Which app is that? Most of the well known music identification apps like Shazam use acoustic fingerprinting to identify songs. They work well without using neural nets or deep learning. What benefits does your neural net based app offer over this well known approach?
It uses both - the neural network creates it's own acoustic fingerprint database, which it then uses to perceive sound.
This shrinks the traditional acoustic fingerprinting data enough to be stored on mobile devices, while allowing for a low-power "always-on" identification offline.
It's analogous to a human being able to identify songs by remembering the chorus, just that the NN uses it's own features for both the memory and offline perception.
>In 2017 we launched Now Playing on the Pixel 2, using deep neural networks to bring low-power, always-on music recognition to mobile devices. In developing Now Playing, our goal was to create a small, efficient music recognizer which requires a very small fingerprint for each track in the database, allowing music recognition to be run entirely on-device without an internet connection.
The biggest issue I have is: "To do this we developed an entirely new system using convolutional neural networks to turn a few seconds of audio into a unique “fingerprint.”
Why did you pick a neural network? What mathematical properties does a neural network have that makes it appealing to this problem? How were the networks trained? Back propagation? It doesn't converge, and worse learning weights for a new batch can cause you to forget previous batches. This isn't a desirable property of neural networks or back propagation. You probably had a lot of heuristics on top, fine. How do you know that the weights you ended up with will always work in practise? Given an arbitrary track, you can encode it? What about growing the database? Does the neural network get updated for new songs, or do you use the same neural network to fingerprint new songs and update the data base?

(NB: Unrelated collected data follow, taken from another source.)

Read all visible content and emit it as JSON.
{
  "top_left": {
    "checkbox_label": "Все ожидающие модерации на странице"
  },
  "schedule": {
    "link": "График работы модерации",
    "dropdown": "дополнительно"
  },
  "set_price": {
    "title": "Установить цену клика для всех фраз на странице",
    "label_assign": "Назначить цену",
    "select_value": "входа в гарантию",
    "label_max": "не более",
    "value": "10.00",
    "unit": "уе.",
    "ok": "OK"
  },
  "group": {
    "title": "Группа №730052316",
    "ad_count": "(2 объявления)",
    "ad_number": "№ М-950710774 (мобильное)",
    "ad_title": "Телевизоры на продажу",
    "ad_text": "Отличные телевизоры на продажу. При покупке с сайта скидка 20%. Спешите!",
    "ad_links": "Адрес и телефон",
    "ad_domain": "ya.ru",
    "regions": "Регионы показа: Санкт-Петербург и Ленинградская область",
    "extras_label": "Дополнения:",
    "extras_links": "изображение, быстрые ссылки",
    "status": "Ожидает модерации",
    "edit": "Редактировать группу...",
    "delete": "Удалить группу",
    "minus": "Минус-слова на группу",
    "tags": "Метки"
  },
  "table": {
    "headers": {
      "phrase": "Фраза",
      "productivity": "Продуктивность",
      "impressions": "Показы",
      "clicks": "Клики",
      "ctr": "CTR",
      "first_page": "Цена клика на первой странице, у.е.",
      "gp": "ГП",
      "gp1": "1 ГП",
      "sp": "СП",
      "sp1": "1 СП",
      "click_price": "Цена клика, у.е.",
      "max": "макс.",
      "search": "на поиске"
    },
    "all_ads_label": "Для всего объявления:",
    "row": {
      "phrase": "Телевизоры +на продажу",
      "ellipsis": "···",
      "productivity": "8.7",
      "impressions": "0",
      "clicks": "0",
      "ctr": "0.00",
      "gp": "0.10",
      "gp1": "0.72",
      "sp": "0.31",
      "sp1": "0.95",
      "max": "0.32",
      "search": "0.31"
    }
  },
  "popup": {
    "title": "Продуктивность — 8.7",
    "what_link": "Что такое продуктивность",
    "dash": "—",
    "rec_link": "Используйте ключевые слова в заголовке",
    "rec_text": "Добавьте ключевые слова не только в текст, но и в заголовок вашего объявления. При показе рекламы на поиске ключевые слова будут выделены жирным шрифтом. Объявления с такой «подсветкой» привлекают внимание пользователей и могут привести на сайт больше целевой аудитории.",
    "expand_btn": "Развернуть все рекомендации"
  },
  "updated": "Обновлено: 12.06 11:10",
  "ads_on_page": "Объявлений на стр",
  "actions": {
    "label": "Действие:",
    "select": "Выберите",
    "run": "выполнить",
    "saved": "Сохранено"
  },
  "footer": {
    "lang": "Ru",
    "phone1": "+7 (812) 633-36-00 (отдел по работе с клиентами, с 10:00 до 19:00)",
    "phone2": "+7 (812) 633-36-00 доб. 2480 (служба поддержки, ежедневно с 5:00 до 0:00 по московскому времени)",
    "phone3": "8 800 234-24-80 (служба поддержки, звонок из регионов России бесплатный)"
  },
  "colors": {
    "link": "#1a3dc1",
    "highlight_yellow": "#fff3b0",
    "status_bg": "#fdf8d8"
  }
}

Here's how I would have done it:
A song file is just a sequence of amplitudes. I would do some kind of an interpolation of piece-wise trig function. Trig functions have very desirable properties: they are continuous everywhere, and infinitely differentiable. Moreover, a sine basis decomposition will be able to reconstruct the original signal very well. This is great, because now you can use theories from DSP and fourier analysis. So we take the entire song, do a continuous time discrete cosine transform, in a block size of 32. Now you compute the square norm of all feature vectors, sort them, eliminate the vectors that are within 1e-3 radius (they are too similar to each other, there's not point in keeping them) and only store the top 25% of feature vectors by the square norm. The 25% cut off threshold and 1e-3 radius of similarity are heuristics, and adjustable parameters.
Now you have a database. For a new song, repeat the procedure, and get a feature vector for every 32 interval. There are probably theories in DSP you can use to get a better similarity measure, but for now, we'll just use the L2 norm of the difference. Do a nearest neighbour search in your data base for all feature vectors, and rank the results based on hits. I can run all of this on a computer from 2000s which are crappier than modern phones, and have the entire backend run on equally crappy hardware too. All parts of what I'm doing are fully deterministic, updating the DB is incredibly fast, CTDCT is super fast, there are no questions of convergence, no need for training. You can probably increase the accuracy and speed by doing some DSP and doing the nearest neighbour search based on different voice, bass, instrumental etc. features.
In practise how would it compare to your neural network? No idea, but I imagine it should be very competitive. The big benefits are that you have only 3 parameters (radius of similarity, cut off threshold and block size). This seems very easy to bench mark against, it should take like a week to implement. I'm not sure about the compression of the finger print however. Not sure how much space 1000000 songs will take (probably 25% since that was our cutoff). You can probably borrow psycho acoustics to make a better data base, and get a better compressed representation. Another alternative would be to down sample the song to 64kbps before hand.
I agree with spaced-out. A neural net can capture all those smaller eigenvectors in the signal that are routinely thrown away during traditional feature engineering, like what you describe. When the number of training samples grows big enough, those factors with marginal contribution become significant and allow higher levels of accuracy in prediction or classification than are possible when curating features manually.
Deep nets are here to stay. They're just not magic bullets that solve all problems equally well, especially those when training data is minimal.
This was a paper from Shazam from 2003. This is essentially what I proposed, there is no training. Shazam works pretty well. It's not even going into the mathematical consideration I went into.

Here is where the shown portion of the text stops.